The week has flown by. It helps that I was able to leave the garage and visit the Hansen REC on Monday. It was great to see people and have in-person discussions! I valued the time we had to discuss important issues. I missed most of the tour. I had toured the facility previously, but was surprised to see how big the Trees for Tomorrow plantings have gotten! It helps to not get snow.

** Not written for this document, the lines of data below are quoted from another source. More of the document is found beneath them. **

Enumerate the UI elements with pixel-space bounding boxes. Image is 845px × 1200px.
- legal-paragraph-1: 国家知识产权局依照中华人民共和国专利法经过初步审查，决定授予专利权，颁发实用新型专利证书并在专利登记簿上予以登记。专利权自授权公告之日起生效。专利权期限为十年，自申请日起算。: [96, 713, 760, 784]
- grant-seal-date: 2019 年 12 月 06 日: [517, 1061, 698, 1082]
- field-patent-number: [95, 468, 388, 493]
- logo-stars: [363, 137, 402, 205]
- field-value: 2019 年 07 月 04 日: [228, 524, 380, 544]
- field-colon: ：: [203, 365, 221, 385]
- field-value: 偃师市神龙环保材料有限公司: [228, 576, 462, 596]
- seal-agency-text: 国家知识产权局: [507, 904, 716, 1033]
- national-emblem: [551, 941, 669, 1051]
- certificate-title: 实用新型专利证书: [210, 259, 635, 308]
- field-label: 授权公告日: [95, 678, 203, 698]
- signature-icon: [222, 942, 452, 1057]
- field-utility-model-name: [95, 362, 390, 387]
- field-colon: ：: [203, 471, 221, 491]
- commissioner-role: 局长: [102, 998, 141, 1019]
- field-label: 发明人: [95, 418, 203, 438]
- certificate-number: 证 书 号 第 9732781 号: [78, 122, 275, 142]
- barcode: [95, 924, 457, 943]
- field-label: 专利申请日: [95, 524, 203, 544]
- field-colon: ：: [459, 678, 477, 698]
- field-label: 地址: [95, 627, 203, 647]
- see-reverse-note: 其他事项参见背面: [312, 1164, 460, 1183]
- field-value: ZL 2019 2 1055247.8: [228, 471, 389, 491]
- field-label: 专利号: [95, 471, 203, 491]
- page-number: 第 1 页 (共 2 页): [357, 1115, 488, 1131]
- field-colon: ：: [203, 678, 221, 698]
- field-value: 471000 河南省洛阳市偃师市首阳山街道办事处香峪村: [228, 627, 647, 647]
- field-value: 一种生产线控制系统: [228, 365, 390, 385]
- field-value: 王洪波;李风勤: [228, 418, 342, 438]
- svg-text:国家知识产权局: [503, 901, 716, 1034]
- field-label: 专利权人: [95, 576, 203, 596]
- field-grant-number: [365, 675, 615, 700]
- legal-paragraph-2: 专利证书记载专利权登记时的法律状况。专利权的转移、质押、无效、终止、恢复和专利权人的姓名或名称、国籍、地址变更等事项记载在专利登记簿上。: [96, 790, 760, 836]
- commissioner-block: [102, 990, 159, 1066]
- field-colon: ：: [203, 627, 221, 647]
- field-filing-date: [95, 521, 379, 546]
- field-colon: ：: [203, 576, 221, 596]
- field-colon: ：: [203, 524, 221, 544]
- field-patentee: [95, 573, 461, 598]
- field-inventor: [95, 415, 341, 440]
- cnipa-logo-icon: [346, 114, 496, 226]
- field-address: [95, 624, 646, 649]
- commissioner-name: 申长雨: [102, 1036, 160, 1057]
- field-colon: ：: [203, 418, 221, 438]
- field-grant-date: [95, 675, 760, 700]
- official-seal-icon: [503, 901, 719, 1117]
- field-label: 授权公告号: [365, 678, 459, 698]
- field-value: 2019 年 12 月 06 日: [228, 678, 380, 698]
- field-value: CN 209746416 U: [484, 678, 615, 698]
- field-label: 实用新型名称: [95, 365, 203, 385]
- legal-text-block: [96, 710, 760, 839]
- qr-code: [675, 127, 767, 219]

During the tour, I participated in a meeting with 3 members of the White House Office of Public Engagement and Domestic Policy Council to keep the White House apprised of the value of investing in Extension to address Climate Mitigation, Resiliency, and Adaption; Economic and Workforce Development; and Health, Equity and Well-Being. The Project Board impact statements come in handy for such meetings! The first question from the White House staff was about how we are engaged, or could be more engaged, with Climate Hubs. The question was a fantastic opportunity to talk about the work of the Climate Smart Ag team and the opportunity that capacity funds provide for building long-term relationships between our academics/community educators and networks such as the Climate Hub. That same message about capacity funding is key to comments submitted in response to NIFA's request for feedback on priority needs. Those comments were submitted late this afternoon. Now I am ready to focus on tomorrow's meetings.
I am looking forward to a day off on Friday and the holiday on Monday. I hope everyone enjoys some time away from Zoom. Stay safe!